From Wikipedia: "Every norm is a convex function, by the triangle inequality and positive homogeneity."
The proof is rather elementary: let $x_1, x_2 \in \mathbb{R}^n$ and let $t \in [0,1]$. We want to show that for any norm $f:\mathbb{R}^n \to \mathbb{R}$, $f$ is convex meaning that $f(tx_1+(1−t)x_2) \leq tf(x_1)+(1−t)f(x_2)$.
Since $f$ is a norm, by triangle inequality $f(tx_1+(1−t)x_2) ≤ f(tx_1)+f((1−t)x_2)$. By positive homogeneity of $f$, the right-hand side of the previous inequality is $f(tx_1)+f((1−t)x_2) = tf(x_1)+(1−t)f(x_2)$, so $f$ is convex.

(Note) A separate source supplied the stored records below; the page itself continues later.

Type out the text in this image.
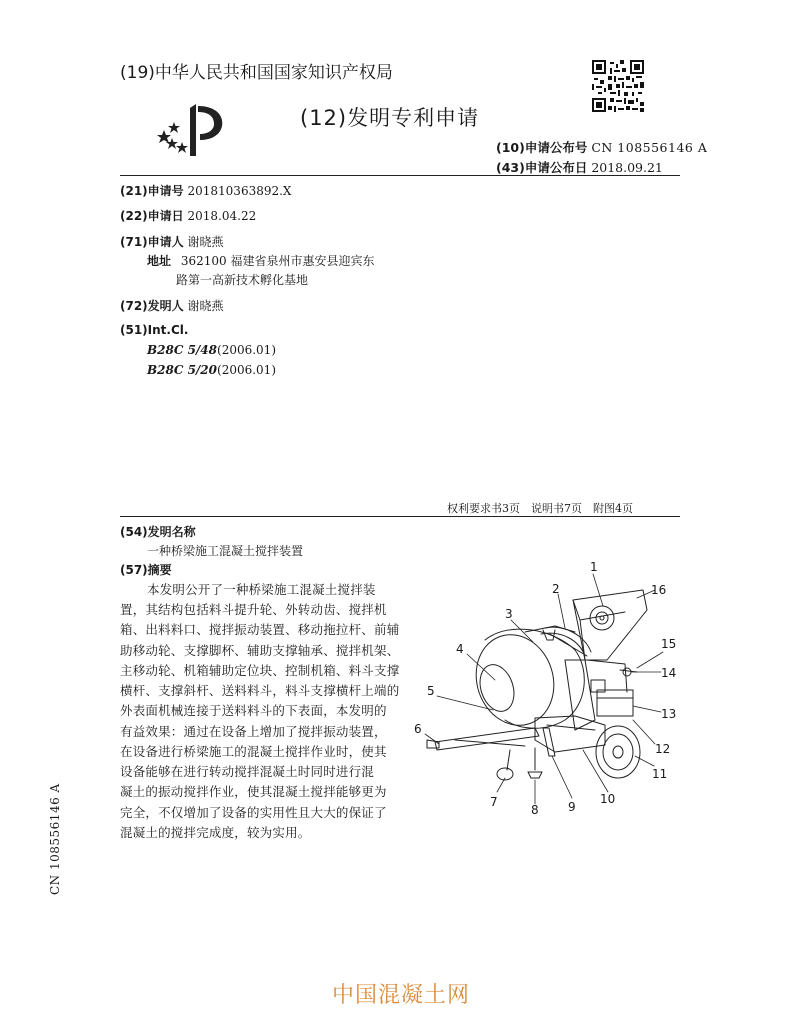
(19)中华人民共和国国家知识产权局
(12)发明专利申请
(10)申请公布号 CN 108556146 A
(43)申请公布日 2018.09.21
(21)申请号 201810363892.X
(22)申请日 2018.04.22
(71)申请人 谢晓燕
地址 362100 福建省泉州市惠安县迎宾东
路第一高新技术孵化基地
(72)发明人 谢晓燕
(51)Int.Cl.
B28C 5/48(2006.01)
B28C 5/20(2006.01)
权利要求书3页　说明书7页　附图4页
(54)发明名称
一种桥梁施工混凝土搅拌装置
(57)摘要
本发明公开了一种桥梁施工混凝土搅拌装
置，其结构包括料斗提升轮、外转动齿、搅拌机
箱、出料料口、搅拌振动装置、移动拖拉杆、前辅
助移动轮、支撑脚杯、辅助支撑轴承、搅拌机架、
主移动轮、机箱辅助定位块、控制机箱、料斗支撑
横杆、支撑斜杆、送料料斗，料斗支撑横杆上端的
外表面机械连接于送料料斗的下表面，本发明的
有益效果：通过在设备上增加了搅拌振动装置，
在设备进行桥梁施工的混凝土搅拌作业时，使其
设备能够在进行转动搅拌混凝土时同时进行混
凝土的振动搅拌作业，使其混凝土搅拌能够更为
完全，不仅增加了设备的实用性且大大的保证了
混凝土的搅拌完成度，较为实用。
1
2
3
4
5
6
7
8 9
10
11
12
13
14
15
16
CN 108556146 A
中国混凝土网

The SVM problem is not an LP if the norm (used in the objective function) is the Euclidean norm, which SVM problem usually assumes. When using the Euclidian norm, the SVM objective function (besided being convex) is quadratic because the Euclidian norm is equivalent to an inner product of $w$ with itself.
Finally, the usual definition o a convex problem is optimize a convex function over a convex set. Showing that the latter happens is much easier because in the SVM problem only the vector $w$ and the scalar $b$ are the unknowns; the vectors $x_i$ and the scalars $y_i \in \{-1, 1\}$ are the given input data for the SVM problem. So the SVM constraints are actually linear in the unknowns. Now any linear constraint defines a convex set and a set of simultaneous linear constraints defines the intersection of convex sets, so it is also a convex set.